Scratch this part, the QemuThread is not a pointer.

...should it be? Because then we can test p->thread instead of
p->running, which would be more precise and would dispense the
thread_created flag.

>> Then let's see when TLS is there and what we do: we'll create "two" threads
>> just for that, what's even worse:
>>
>>   - We'll create tls handshake thread in multifd_tls_channel_connect()
>>     first, setting &p->thread.
>>
>>   - Within the same thread, we do multifd_tls_outgoing_handshake() when
>>     handshake done -> multifd_channel_connect() -> we yet create the real
>>     multifd_send_thread(), setting &p->thread too.
>
> Hmm good point, we're calling qio_task_complete() from within the
> thread, that's misleading. I believe using qio_task_run_in_thread()

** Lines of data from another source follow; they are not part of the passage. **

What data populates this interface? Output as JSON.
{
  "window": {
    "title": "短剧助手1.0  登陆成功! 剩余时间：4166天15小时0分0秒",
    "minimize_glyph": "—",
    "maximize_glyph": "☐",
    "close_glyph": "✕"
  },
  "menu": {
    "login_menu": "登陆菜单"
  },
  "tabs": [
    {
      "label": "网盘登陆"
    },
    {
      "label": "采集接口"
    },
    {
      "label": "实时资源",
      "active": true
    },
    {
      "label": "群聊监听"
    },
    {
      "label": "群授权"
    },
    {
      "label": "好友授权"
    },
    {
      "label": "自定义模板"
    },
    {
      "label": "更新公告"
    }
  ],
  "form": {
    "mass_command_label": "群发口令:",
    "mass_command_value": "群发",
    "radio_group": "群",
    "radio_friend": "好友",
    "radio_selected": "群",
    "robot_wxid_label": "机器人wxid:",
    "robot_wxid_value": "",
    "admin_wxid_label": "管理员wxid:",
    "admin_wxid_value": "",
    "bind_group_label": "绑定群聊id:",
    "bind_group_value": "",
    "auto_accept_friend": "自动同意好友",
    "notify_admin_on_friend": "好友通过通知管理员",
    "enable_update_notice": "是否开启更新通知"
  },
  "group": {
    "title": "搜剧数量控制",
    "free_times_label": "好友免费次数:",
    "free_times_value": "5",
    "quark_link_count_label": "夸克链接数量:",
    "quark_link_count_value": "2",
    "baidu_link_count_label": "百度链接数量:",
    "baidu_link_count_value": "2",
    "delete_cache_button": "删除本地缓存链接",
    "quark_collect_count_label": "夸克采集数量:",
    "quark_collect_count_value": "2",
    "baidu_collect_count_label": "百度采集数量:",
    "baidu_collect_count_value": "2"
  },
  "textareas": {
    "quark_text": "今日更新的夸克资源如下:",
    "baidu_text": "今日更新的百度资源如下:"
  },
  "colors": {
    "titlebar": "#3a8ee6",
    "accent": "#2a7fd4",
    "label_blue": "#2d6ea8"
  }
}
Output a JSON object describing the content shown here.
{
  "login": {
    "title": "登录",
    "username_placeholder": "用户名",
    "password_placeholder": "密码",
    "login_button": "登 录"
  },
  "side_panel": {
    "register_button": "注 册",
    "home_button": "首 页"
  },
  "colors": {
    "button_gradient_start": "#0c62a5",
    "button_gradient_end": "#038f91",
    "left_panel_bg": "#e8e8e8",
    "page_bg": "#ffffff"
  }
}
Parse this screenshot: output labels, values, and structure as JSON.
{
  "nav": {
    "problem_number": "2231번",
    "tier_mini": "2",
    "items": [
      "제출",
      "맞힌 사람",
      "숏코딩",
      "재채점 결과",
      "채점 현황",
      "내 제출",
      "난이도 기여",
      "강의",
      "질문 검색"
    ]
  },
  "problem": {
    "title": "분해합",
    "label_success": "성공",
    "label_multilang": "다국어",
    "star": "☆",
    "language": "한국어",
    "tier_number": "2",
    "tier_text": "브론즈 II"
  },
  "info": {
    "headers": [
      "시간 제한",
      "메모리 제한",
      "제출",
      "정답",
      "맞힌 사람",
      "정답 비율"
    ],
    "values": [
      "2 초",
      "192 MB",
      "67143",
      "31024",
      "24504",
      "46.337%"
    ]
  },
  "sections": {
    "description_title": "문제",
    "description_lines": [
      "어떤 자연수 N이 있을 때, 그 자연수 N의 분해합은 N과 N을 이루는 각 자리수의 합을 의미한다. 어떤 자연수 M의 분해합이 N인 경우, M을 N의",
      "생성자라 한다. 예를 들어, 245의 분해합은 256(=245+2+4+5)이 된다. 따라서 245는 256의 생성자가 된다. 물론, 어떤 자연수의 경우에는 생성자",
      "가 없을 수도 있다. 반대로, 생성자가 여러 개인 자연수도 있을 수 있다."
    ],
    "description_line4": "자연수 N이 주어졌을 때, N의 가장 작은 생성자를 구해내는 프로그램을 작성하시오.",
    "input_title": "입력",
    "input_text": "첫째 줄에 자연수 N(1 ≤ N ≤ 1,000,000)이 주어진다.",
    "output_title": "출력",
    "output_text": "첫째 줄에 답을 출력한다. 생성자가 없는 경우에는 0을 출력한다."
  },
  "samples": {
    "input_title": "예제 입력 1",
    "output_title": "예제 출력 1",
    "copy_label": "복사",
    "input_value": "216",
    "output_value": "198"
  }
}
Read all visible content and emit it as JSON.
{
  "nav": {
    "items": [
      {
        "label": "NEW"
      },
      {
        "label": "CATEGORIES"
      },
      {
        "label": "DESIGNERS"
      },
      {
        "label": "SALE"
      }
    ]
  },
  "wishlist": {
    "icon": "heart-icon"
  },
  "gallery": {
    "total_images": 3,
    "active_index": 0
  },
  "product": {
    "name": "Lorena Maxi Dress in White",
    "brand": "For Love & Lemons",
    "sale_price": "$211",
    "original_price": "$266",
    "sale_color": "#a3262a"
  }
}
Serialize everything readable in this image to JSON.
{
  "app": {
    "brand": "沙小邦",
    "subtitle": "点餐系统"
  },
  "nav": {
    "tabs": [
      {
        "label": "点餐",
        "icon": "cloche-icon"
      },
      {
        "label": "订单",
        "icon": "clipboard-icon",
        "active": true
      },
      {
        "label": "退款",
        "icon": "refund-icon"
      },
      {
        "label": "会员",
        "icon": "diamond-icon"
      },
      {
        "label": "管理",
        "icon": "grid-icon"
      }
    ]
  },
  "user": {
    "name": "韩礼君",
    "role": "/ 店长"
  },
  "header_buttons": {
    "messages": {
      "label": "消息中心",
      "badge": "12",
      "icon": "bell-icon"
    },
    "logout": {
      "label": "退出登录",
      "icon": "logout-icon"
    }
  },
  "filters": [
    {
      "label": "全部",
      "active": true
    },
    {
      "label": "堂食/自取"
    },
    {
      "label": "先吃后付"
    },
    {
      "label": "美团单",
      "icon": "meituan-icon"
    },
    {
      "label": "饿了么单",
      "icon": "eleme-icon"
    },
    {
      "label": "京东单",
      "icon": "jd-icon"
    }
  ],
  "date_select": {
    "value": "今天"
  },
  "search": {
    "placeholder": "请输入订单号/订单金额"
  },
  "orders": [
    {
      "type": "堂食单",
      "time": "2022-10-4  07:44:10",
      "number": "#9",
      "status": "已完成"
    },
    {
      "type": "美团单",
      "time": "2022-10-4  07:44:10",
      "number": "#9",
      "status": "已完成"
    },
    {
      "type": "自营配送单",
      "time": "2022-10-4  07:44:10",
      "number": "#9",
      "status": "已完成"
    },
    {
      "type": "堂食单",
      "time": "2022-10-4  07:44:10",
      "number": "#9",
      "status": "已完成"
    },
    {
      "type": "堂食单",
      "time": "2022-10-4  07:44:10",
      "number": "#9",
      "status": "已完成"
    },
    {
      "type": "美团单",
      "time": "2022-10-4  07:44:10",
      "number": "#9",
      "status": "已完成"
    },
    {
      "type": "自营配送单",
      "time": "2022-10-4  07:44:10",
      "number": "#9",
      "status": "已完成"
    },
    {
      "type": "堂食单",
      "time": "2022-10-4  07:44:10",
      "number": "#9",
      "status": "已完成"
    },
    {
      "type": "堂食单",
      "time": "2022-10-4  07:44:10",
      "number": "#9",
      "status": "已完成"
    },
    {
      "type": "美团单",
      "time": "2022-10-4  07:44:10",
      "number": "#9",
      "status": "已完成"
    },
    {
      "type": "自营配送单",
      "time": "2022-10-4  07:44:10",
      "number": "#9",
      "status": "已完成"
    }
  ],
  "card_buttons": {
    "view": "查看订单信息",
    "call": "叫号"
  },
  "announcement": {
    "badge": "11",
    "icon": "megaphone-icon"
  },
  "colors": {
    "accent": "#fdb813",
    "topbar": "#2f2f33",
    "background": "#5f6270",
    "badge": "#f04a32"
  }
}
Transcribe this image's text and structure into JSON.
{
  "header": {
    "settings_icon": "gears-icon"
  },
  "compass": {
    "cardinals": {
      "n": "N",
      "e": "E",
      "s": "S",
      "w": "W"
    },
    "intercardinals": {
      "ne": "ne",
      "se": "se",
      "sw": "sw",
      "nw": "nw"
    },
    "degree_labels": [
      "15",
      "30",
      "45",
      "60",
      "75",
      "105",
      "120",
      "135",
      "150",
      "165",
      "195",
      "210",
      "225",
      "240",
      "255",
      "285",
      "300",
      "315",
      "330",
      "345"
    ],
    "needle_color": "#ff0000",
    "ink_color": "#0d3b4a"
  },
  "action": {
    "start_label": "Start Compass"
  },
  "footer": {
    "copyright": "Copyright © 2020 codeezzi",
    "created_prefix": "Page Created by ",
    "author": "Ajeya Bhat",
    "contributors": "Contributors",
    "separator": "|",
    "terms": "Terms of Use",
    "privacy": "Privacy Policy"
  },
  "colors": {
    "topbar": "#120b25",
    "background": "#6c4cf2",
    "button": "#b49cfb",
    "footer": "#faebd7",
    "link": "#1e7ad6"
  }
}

> would put the completion callback in the main thread, right? That would
> look a bit better I think because we could then join the handshake
> thread before multifd_channel_connect().
>
>> So AFAICT, the tls handshake thread is already leaked, got p->thread
>> overwritten by the new thread created by itself..
>>
>> I think we should fix this then.  I haven't figured the best way to do,
>> two things I can come up with now:
>>
>>   1) At least make the tls handshake thread detached.
>>
>>   2) Make the handshake done in multifd send thread directly; I don't yet
>>      see why we must create two threads..
>
> I'm (a little bit) against this. It's nice to know that a multifdsend_#
> thread will only be doing IO and no other task. I have the same concern
> about putting zero page detection in the multifd thread.
>
>> Then assuming we have a clear model with all these threads issue fixed (no
>> matter whether we'd shrink 2N threads into N threads), then what we need to
>> do, IMHO, is making sure to join() all of them before destroying anything
>> (say, per-channel MultiFDSendParams).  Then when we destroy everything
>> safely, either mutex/sem/etc..  Because no one will race us anymore.
>
> This doesn't address the race. There's a data dependency between the
> multifd channels and the migration thread around the channels_ready
> semaphore. So we cannot join the migration thread because it could be
> stuck waiting for the semaphore, which means we cannot join+cleanup the
> channel thread because the semaphore is still being used. That's why I'm
> moving the semaphores post to the point where we join the
> thread. Reading your email, now I think that should be:
>
> qemu_sem_post(&p->sem_sync);
> qemu_sem_post(&multifd_send_state->channels_ready);
> qemu_thread_join(&p->thread);
>
> Fundamentally, the issue is that we do create the multifd threads before
> the migration thread, but they might not be ready before the migration
> thread needs to use them.